The Wild World Set Up By King Of The Monsters’ Ending Is The Stuff Of Michael Dougherty’s Dreams

The Wild World Set Up By King Of The Monsters’ Ending Is The Stuff Of Michael Dougherty’s Dreams

Godzilla: King of the Monsters is very often a bonkers movie, in ways that are both good and not-so-good. I mean, it is about giant monsters smashing each other’s faces in, so that’s to be expected—but the intriguing status quo it leaves in the wake of that mad carnage has some great potential. It’s also something its director has been waiting to see since he was a kid.

Throughout King of the Monsters, Ken Watanabe’s scientist hero Ishirō Serizawa calls for humanity to find balance with Godzilla and his titanic cohorts, even as their mass re-awakening (and the arrival of Ghidorah on the scene) sends the world into a tailspin of cataclysmic proportions. Once the dust settles on the mayhem and Godzilla stands triumphant, however, King of the Monsters’ credits sequence begins painting a picture of the world Serizawa had dreamed of…well, at least before he had to pay the ultimate cost to help earn it, juicing Godzilla up with a nuclear bomb so the giant beast could go into one last scrap with Ghidorah.

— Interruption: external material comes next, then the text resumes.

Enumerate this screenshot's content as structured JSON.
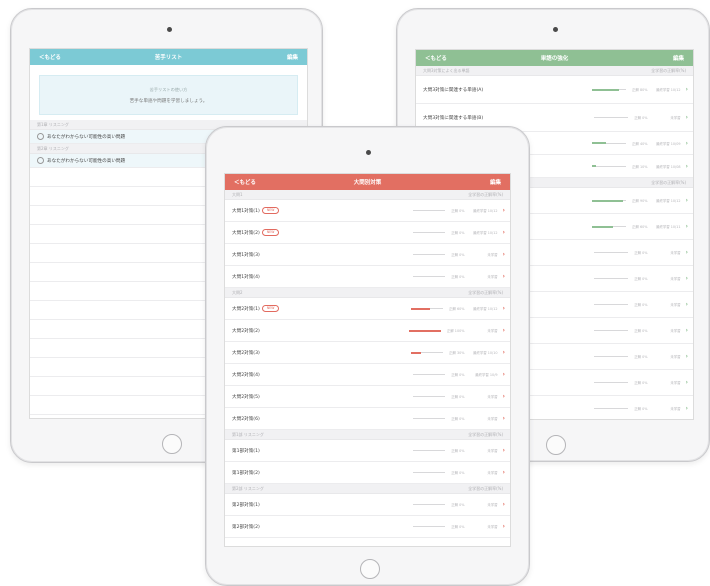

The end title sequence, cast as snapshots of news articles from all over the world, proves both Serizawa and Vera Farmiga’s Emma Russell right—the radiation left by titan attacks all over the world has begun rejuvenating the environments destroyed in their wake, and as humanity begins establishing an uneasy, but overall friendly, relationship with Godzilla and the other titans, a better and balanced world might be slowly coming together.

For now, give or take some rumblings on Skull Island, the day seems to have been saved—and King of the Monsters director Michael Dougherty got to envision something he’s wanted out of movies for a while.

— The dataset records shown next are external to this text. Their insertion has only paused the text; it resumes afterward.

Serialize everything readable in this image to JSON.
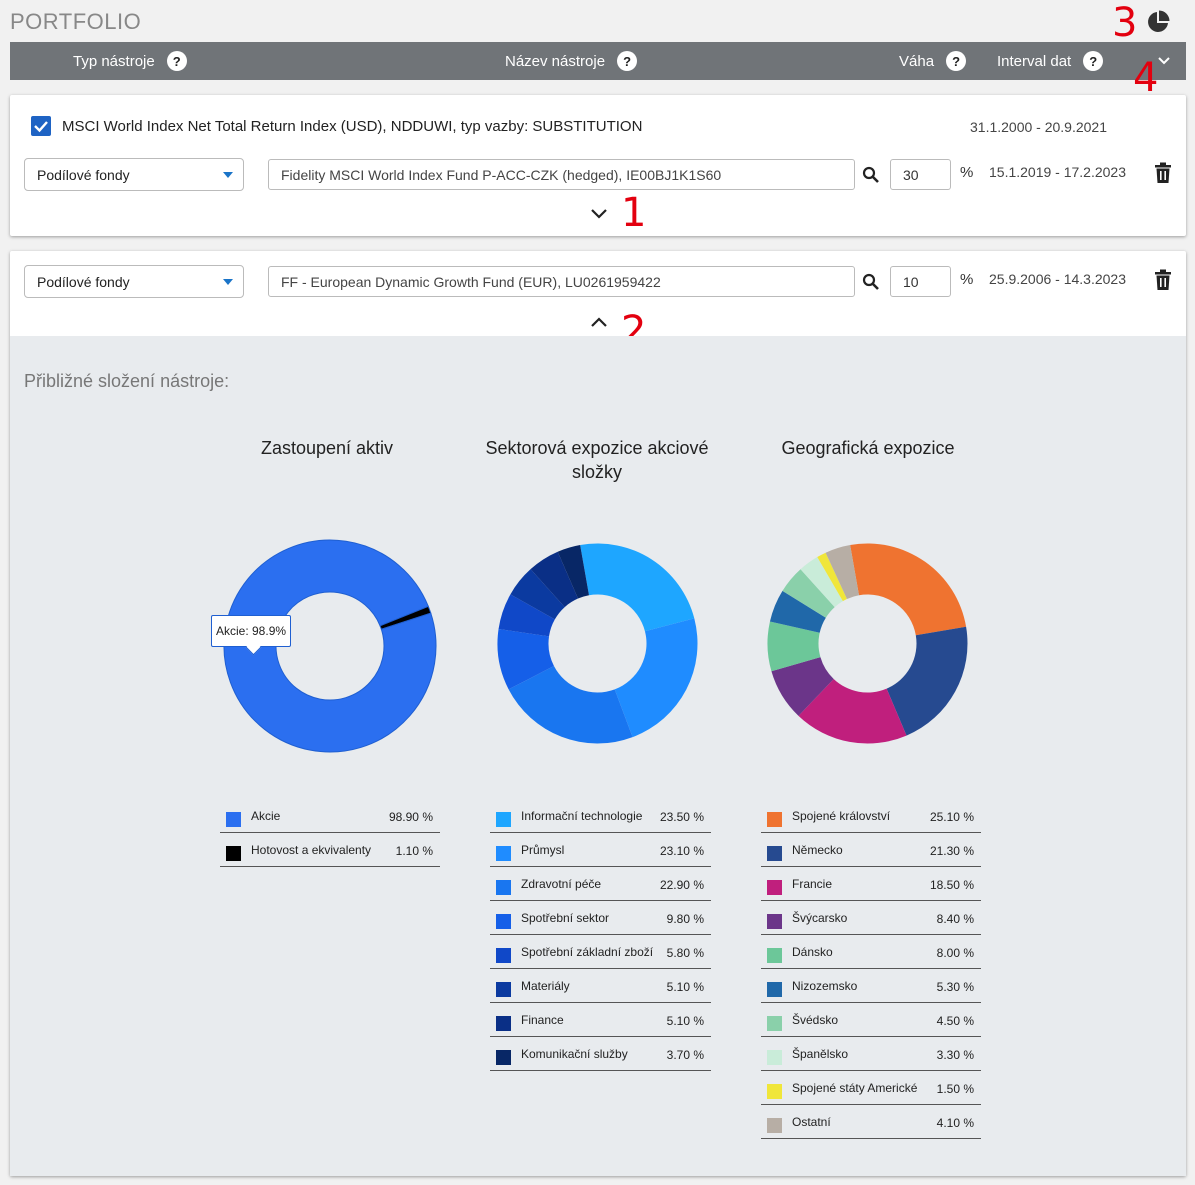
{
  "page": {
    "title": "PORTFOLIO"
  },
  "annotations": [
    "1",
    "2",
    "3",
    "4"
  ],
  "header": {
    "columns": [
      {
        "label": "Typ nástroje",
        "help": "?"
      },
      {
        "label": "Název nástroje",
        "help": "?"
      },
      {
        "label": "Váha",
        "help": "?"
      },
      {
        "label": "Interval dat",
        "help": "?"
      }
    ]
  },
  "index_row": {
    "checked": true,
    "label": "MSCI World Index Net Total Return Index (USD), NDDUWI, typ vazby: SUBSTITUTION",
    "range": "31.1.2000 - 20.9.2021"
  },
  "instruments": [
    {
      "type": "Podílové fondy",
      "name": "Fidelity MSCI World Index Fund P-ACC-CZK (hedged), IE00BJ1K1S60",
      "weight": "30",
      "unit": "%",
      "range": "15.1.2019 - 17.2.2023",
      "expanded": false
    },
    {
      "type": "Podílové fondy",
      "name": "FF - European Dynamic Growth Fund (EUR), LU0261959422",
      "weight": "10",
      "unit": "%",
      "range": "25.9.2006 - 14.3.2023",
      "expanded": true
    }
  ],
  "composition": {
    "title": "Přibližné složení nástroje:",
    "tooltip": "Akcie: 98.9%"
  },
  "chart_data": [
    {
      "type": "pie",
      "title": "Zastoupení aktiv",
      "categories": [
        "Akcie",
        "Hotovost a ekvivalenty"
      ],
      "values": [
        98.9,
        1.1
      ],
      "value_labels": [
        "98.90 %",
        "1.10 %"
      ],
      "colors": [
        "#2b6ff0",
        "#000000"
      ]
    },
    {
      "type": "pie",
      "title": "Sektorová expozice akciové složky",
      "categories": [
        "Informační technologie",
        "Průmysl",
        "Zdravotní péče",
        "Spotřební sektor",
        "Spotřební základní zboží",
        "Materiály",
        "Finance",
        "Komunikační služby"
      ],
      "values": [
        23.5,
        23.1,
        22.9,
        9.8,
        5.8,
        5.1,
        5.1,
        3.7
      ],
      "value_labels": [
        "23.50 %",
        "23.10 %",
        "22.90 %",
        "9.80 %",
        "5.80 %",
        "5.10 %",
        "5.10 %",
        "3.70 %"
      ],
      "colors": [
        "#1ea6ff",
        "#1f8cff",
        "#1976f0",
        "#155fe8",
        "#1048c8",
        "#0b3aa0",
        "#0a2f86",
        "#082766"
      ]
    },
    {
      "type": "pie",
      "title": "Geografická expozice",
      "categories": [
        "Spojené království",
        "Německo",
        "Francie",
        "Švýcarsko",
        "Dánsko",
        "Nizozemsko",
        "Švédsko",
        "Španělsko",
        "Spojené státy Americké",
        "Ostatní"
      ],
      "values": [
        25.1,
        21.3,
        18.5,
        8.4,
        8.0,
        5.3,
        4.5,
        3.3,
        1.5,
        4.1
      ],
      "value_labels": [
        "25.10 %",
        "21.30 %",
        "18.50 %",
        "8.40 %",
        "8.00 %",
        "5.30 %",
        "4.50 %",
        "3.30 %",
        "1.50 %",
        "4.10 %"
      ],
      "colors": [
        "#ef7330",
        "#264a90",
        "#c01f7d",
        "#6b3589",
        "#6cc799",
        "#2068a9",
        "#8ad0aa",
        "#c9ecd9",
        "#f0e63a",
        "#b7aea5"
      ]
    }
  ]
}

Speaking to io9 and other members of the press at a recent event in Tokyo, Dougherty touched on Serizawa’s calls for balance in the movie—and the world we start to see take shape over the course of King of the MonstersBlue-Öyster-Cult-soundtracked end titles—and how it called back to a kind of fantastical storytelling he felt had gone out of style in modern movies:

I’ve always loved Jules Verne style adventures. I feel like movies don’t have enough of that anymore. I personally love theories about lost civilizations and growing up, I’ll never forget the disappointment felt when I found out that mankind and dinosaur did not live together. You know? That decades of Ray Harryhausen movies lied to me. This seemed like a natural fit.

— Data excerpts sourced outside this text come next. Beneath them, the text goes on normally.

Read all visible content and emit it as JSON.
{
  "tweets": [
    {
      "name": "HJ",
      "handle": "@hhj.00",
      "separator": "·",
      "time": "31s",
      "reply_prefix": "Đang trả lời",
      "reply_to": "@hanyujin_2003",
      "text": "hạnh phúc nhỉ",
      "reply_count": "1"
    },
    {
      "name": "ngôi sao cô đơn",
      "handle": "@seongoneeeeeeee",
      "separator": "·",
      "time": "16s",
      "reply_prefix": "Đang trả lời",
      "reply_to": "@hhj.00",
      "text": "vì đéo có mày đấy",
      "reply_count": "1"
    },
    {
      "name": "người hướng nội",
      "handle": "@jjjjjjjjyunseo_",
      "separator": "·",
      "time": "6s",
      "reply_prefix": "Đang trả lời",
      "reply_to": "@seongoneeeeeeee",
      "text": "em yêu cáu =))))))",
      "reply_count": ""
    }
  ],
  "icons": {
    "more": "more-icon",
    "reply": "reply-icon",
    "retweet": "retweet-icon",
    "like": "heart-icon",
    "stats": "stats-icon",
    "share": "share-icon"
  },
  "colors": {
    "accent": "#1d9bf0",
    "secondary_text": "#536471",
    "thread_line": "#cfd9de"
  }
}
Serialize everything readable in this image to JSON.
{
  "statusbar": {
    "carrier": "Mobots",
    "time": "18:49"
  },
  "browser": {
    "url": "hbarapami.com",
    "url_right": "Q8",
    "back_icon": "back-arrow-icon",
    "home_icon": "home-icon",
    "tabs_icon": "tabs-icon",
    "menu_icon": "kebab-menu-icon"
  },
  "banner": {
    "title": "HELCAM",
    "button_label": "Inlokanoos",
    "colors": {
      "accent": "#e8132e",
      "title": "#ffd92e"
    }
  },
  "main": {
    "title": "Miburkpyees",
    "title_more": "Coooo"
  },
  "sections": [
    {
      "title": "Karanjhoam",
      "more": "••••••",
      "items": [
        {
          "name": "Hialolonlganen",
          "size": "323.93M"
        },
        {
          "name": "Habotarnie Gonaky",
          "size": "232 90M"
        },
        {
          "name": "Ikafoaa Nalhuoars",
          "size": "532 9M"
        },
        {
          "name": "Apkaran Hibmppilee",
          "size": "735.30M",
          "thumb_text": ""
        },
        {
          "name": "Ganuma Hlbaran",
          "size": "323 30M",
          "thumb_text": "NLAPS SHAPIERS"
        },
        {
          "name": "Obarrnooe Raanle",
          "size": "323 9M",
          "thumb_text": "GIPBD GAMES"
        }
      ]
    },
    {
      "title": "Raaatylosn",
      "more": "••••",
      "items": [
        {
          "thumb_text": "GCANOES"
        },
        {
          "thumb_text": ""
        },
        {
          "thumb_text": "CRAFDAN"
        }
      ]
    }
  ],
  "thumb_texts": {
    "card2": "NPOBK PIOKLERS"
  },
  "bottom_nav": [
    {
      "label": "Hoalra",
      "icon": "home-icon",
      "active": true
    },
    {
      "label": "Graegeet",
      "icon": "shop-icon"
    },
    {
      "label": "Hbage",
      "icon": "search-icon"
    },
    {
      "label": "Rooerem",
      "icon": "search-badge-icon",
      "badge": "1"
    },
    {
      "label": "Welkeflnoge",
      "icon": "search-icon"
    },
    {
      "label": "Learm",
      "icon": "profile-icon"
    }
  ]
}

Personally, I loved the concept that there was a previous civilisation that figured out how to live with the kaiju, that cracked that code and figured out how to form a symbiotic relationship for their own survival. And that some cataclysm broke that relationship. And so, while human beings went off and forgot about their connection to the monsters, and chalked up the monsters to fairy tales and legends, Godzilla never forgot. You know, which is why he has some weird distant memory of these tiny, little squeaky creatures. And maybe there is some sort of affection there, which is why Serizawa is all ‘we would be like his pets,’ because maybe that’s how he views us.

In the new world order where Godzilla is indeed King of the Monsters—and the survivors of the grand awakening of all the kaiju hidden on Earth start considering Godzilla poop as a renewable energy source—it seems like Serizawa might ultimately be proved right by the time Godzilla vs. Kong starts rolling around.